Layer 5 (outerwear for leaving the house)
      * Shawl or jacket
      * Gloves
      * Button up boots
      * Parasol
      * Bonnet or hat
      * Purse
      * Handkerchief
      * Fan

By the outbreak of the Civil War the fashionable hoop skirt had become an outward sign of status.  A woman’s wealth could be measured by the diameter of her hoop skirt; the larger the skirt, the wealthier the woman.

Wealthy women wore three to six dresses a day, including an informal morning and afternoon dress, and formal evening dress.   Fancier dresses were designed with beading, lace and other jewels.  Dress colors were selected based on harmony and simplicity as women desired to blend in and feared appearing gaudy.
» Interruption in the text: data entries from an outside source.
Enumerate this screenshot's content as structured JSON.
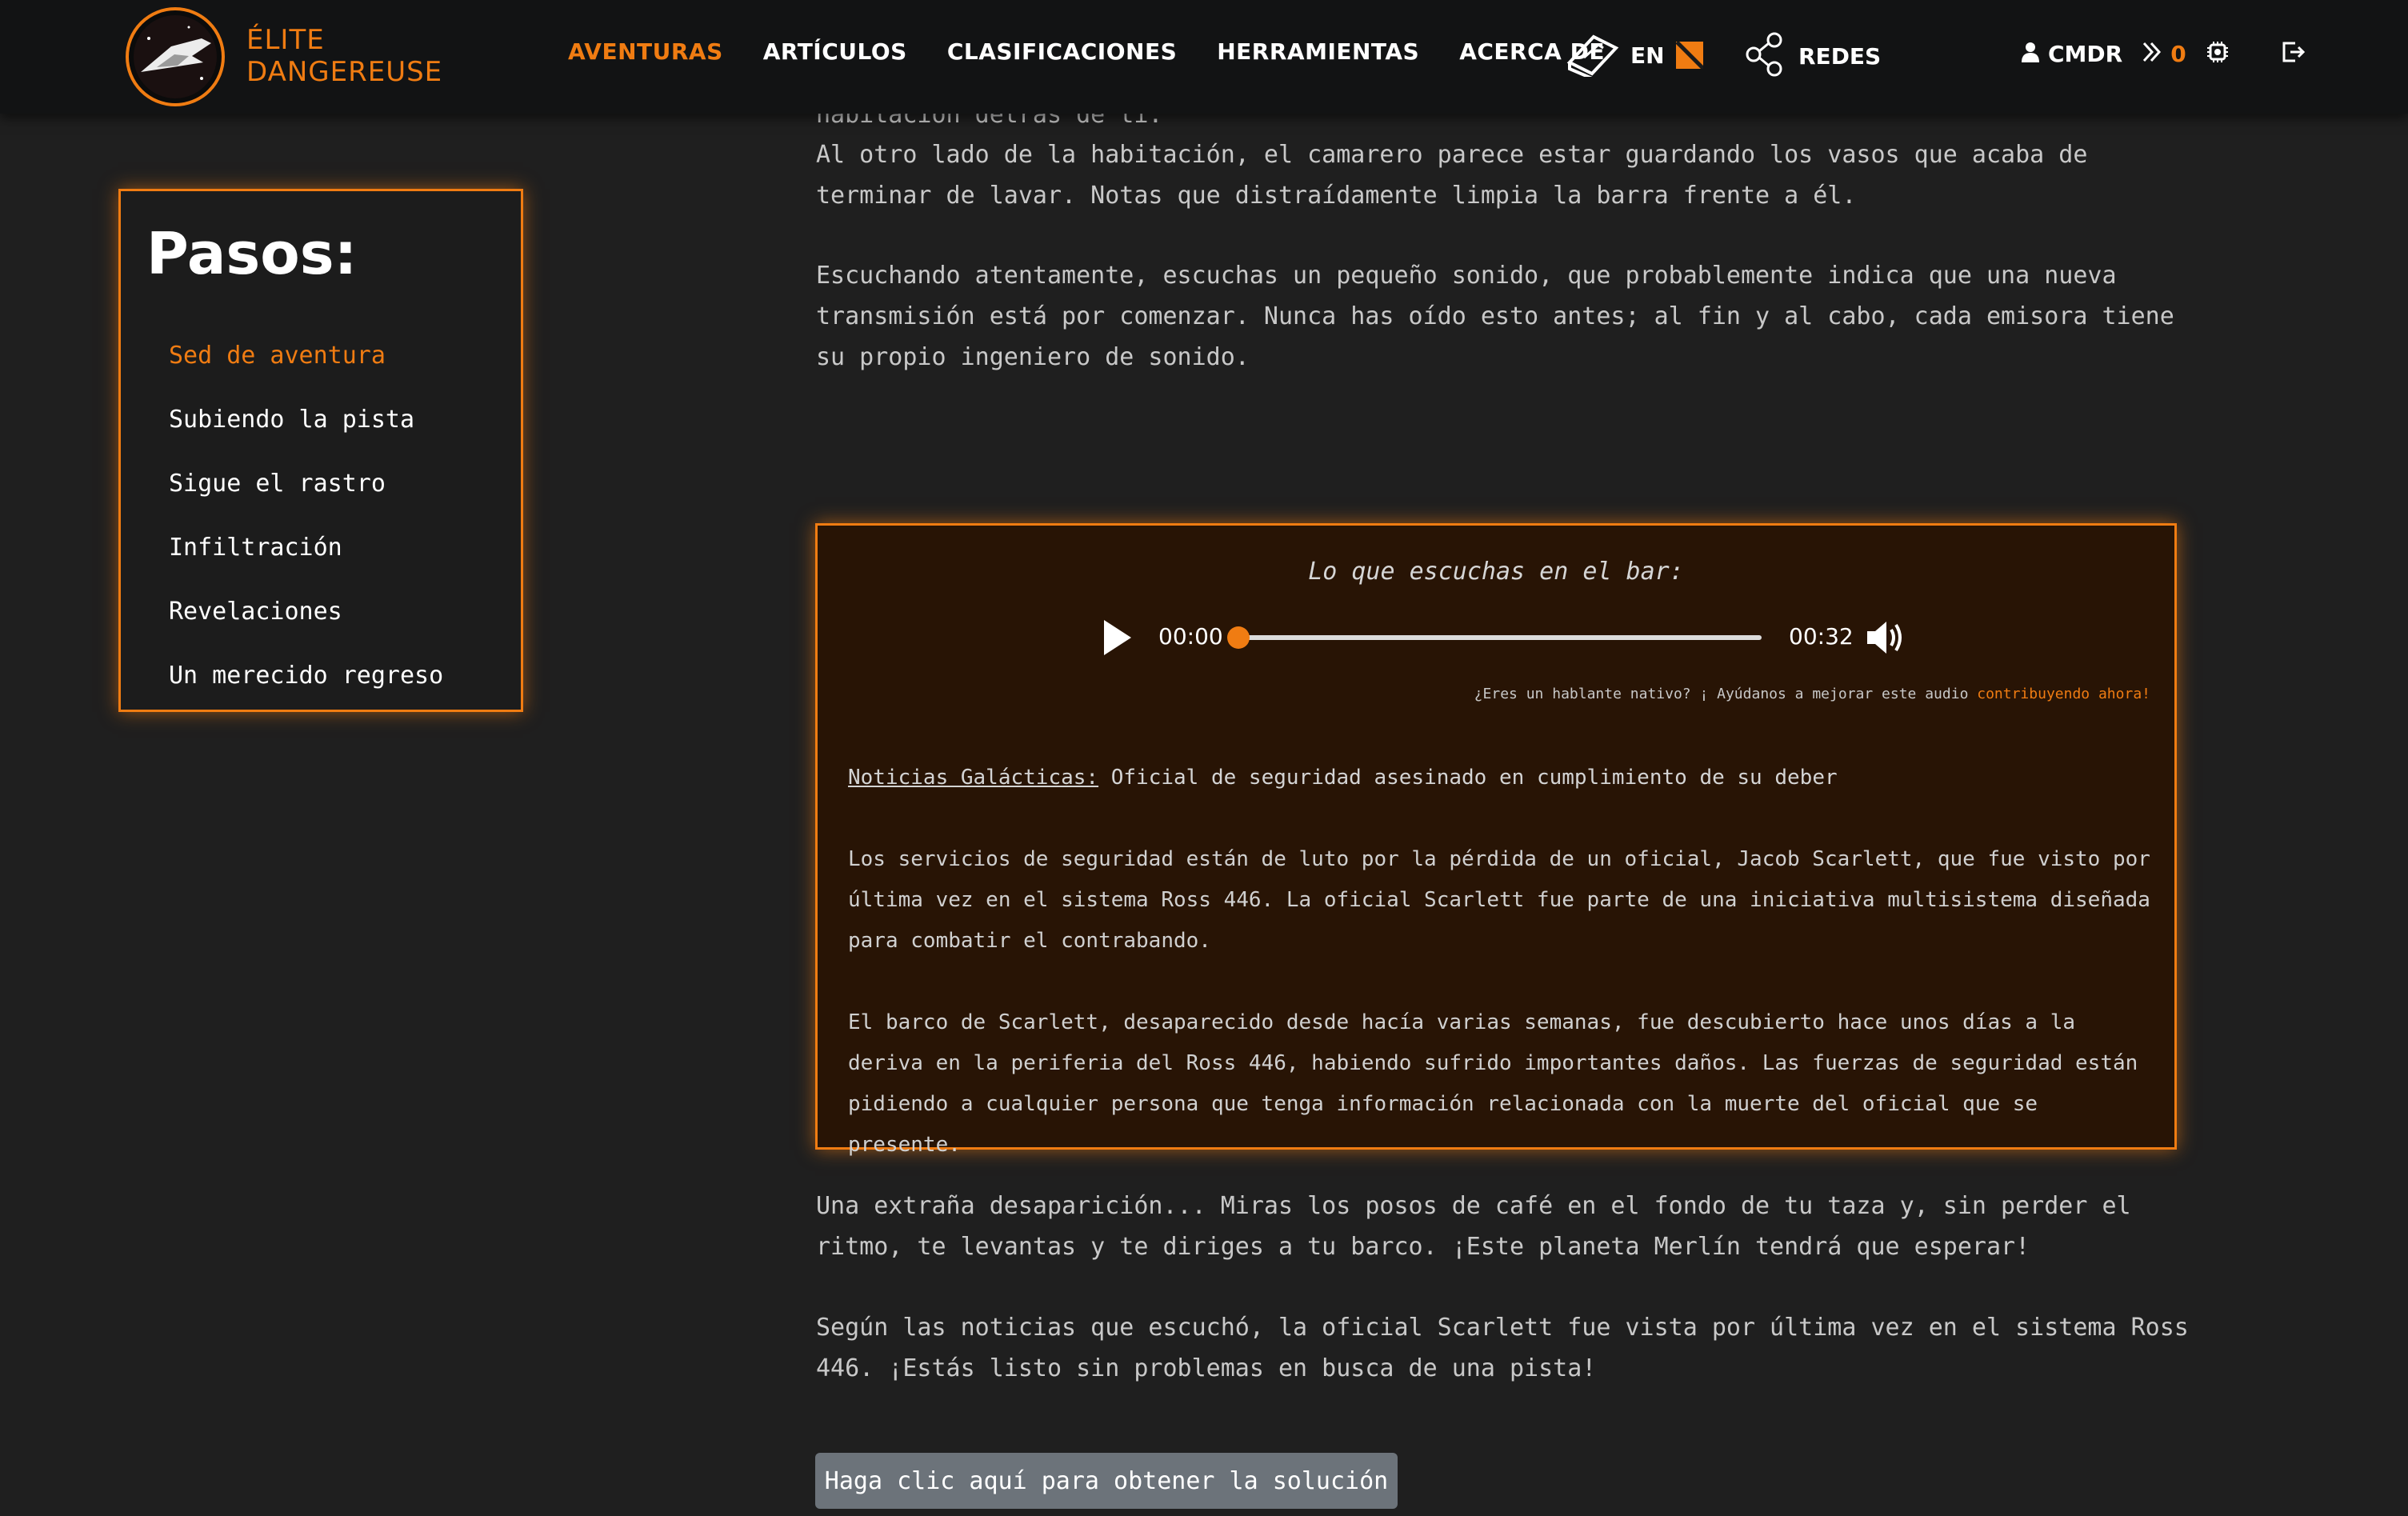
{
  "header": {
    "brand_line1": "ÉLITE",
    "brand_line2": "DANGEREUSE",
    "nav": [
      {
        "label": "AVENTURAS",
        "active": true
      },
      {
        "label": "ARTÍCULOS",
        "active": false
      },
      {
        "label": "CLASIFICACIONES",
        "active": false
      },
      {
        "label": "HERRAMIENTAS",
        "active": false
      },
      {
        "label": "ACERCA DE",
        "active": false
      }
    ],
    "language": "EN",
    "share_label": "REDES",
    "user_label": "CMDR",
    "credits": "0",
    "icons": [
      "logo-ship-icon",
      "book-icon",
      "flag-icon",
      "share-icon",
      "user-icon",
      "chevrons-icon",
      "settings-chip-icon",
      "logout-icon"
    ]
  },
  "sidebar": {
    "title": "Pasos:",
    "steps": [
      {
        "label": "Sed de aventura",
        "active": true
      },
      {
        "label": "Subiendo la pista",
        "active": false
      },
      {
        "label": "Sigue el rastro",
        "active": false
      },
      {
        "label": "Infiltración",
        "active": false
      },
      {
        "label": "Revelaciones",
        "active": false
      },
      {
        "label": "Un merecido regreso",
        "active": false
      }
    ]
  },
  "main": {
    "partial_top": "habitación detrás de ti.",
    "para1": "Al otro lado de la habitación, el camarero parece estar guardando los vasos que acaba de terminar de lavar. Notas que distraídamente limpia la barra frente a él.",
    "para2": "Escuchando atentamente, escuchas un pequeño sonido, que probablemente indica que una nueva transmisión está por comenzar. Nunca has oído esto antes; al fin y al cabo, cada emisora tiene su propio ingeniero de sonido.",
    "audio": {
      "title": "Lo que escuchas en el bar:",
      "current_time": "00:00",
      "duration": "00:32",
      "progress": 0,
      "contrib_text": "¿Eres un hablante nativo? ¡ Ayúdanos a mejorar este audio ",
      "contrib_link": "contribuyendo ahora!",
      "news_label": "Noticias Galácticas:",
      "news_headline": "Oficial de seguridad asesinado en cumplimiento de su deber",
      "news_p1": "Los servicios de seguridad están de luto por la pérdida de un oficial, Jacob Scarlett, que fue visto por última vez en el sistema Ross 446. La oficial Scarlett fue parte de una iniciativa multisistema diseñada para combatir el contrabando.",
      "news_p2": "El barco de Scarlett, desaparecido desde hacía varias semanas, fue descubierto hace unos días a la deriva en la periferia del Ross 446, habiendo sufrido importantes daños. Las fuerzas de seguridad están pidiendo a cualquier persona que tenga información relacionada con la muerte del oficial que se presente."
    },
    "para3": "Una extraña desaparición... Miras los posos de café en el fondo de tu taza y, sin perder el ritmo, te levantas y te diriges a tu barco. ¡Este planeta Merlín tendrá que esperar!",
    "para4": "Según las noticias que escuchó, la oficial Scarlett fue vista por última vez en el sistema Ross 446. ¡Estás listo sin problemas en busca de una pista!",
    "solution_button": "Haga clic aquí para obtener la solución"
  },
  "colors": {
    "accent": "#f07c12",
    "background": "#1f1f1f",
    "header": "#121314",
    "audio_box": "#281405"
  }
}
 Contrary to the wealthy, working class women owned only two or three everyday dresses and a Sunday best outfit.  Since many of these women worked out in the fields they needed a functional dress that allowed them to move easily and freely.  During the Civil War era only about three percent of the population was classified as working class women.

A woman’s desire for modesty and cleanliness was apparent through common accessories.  Gloves worn to church and social activities were not removed, even to shake hands.    An affluent lady did not wear makeup and always displayed her hair in an up do, usually covered by a bonnet.  A fan was not only used to keep cool but to bashfully flirt with an attractive man at a social gathering.

Many rings, bracelets, necklaces, earrings and brooches worn by women during this era contained a loved one’s lock of hair.  Known as “hair jewelry,” these pieces were sentimental and intimate as social norms prohibited touching the hair of others, even a loved one.

Similar to women, a man’s social status could be determined by his outward appearance, specifically the type of hat he wore.  All men wore a hat outdoors; however, upper class men wore top hats while working class men wore bowlers. 

It was customary for men of all social classes to wear trousers with a knee length frock coat for business and a mid-thigh length sack coat to social occasions.  The typical 1860’s man always traveled with a pocket watch and handkerchief.  Walking sticks, gloves and ties were also common accessories.

Social standards of the day allowed little room to deviate from the norm.  Formal dress trumped practical dress every day of the week, and clothing was not an outlet for individuality as it is today.  So on those 100 degree days slip on a comfortable pair of shorts and t-shirt and leave the hoops skirts and trousers behind.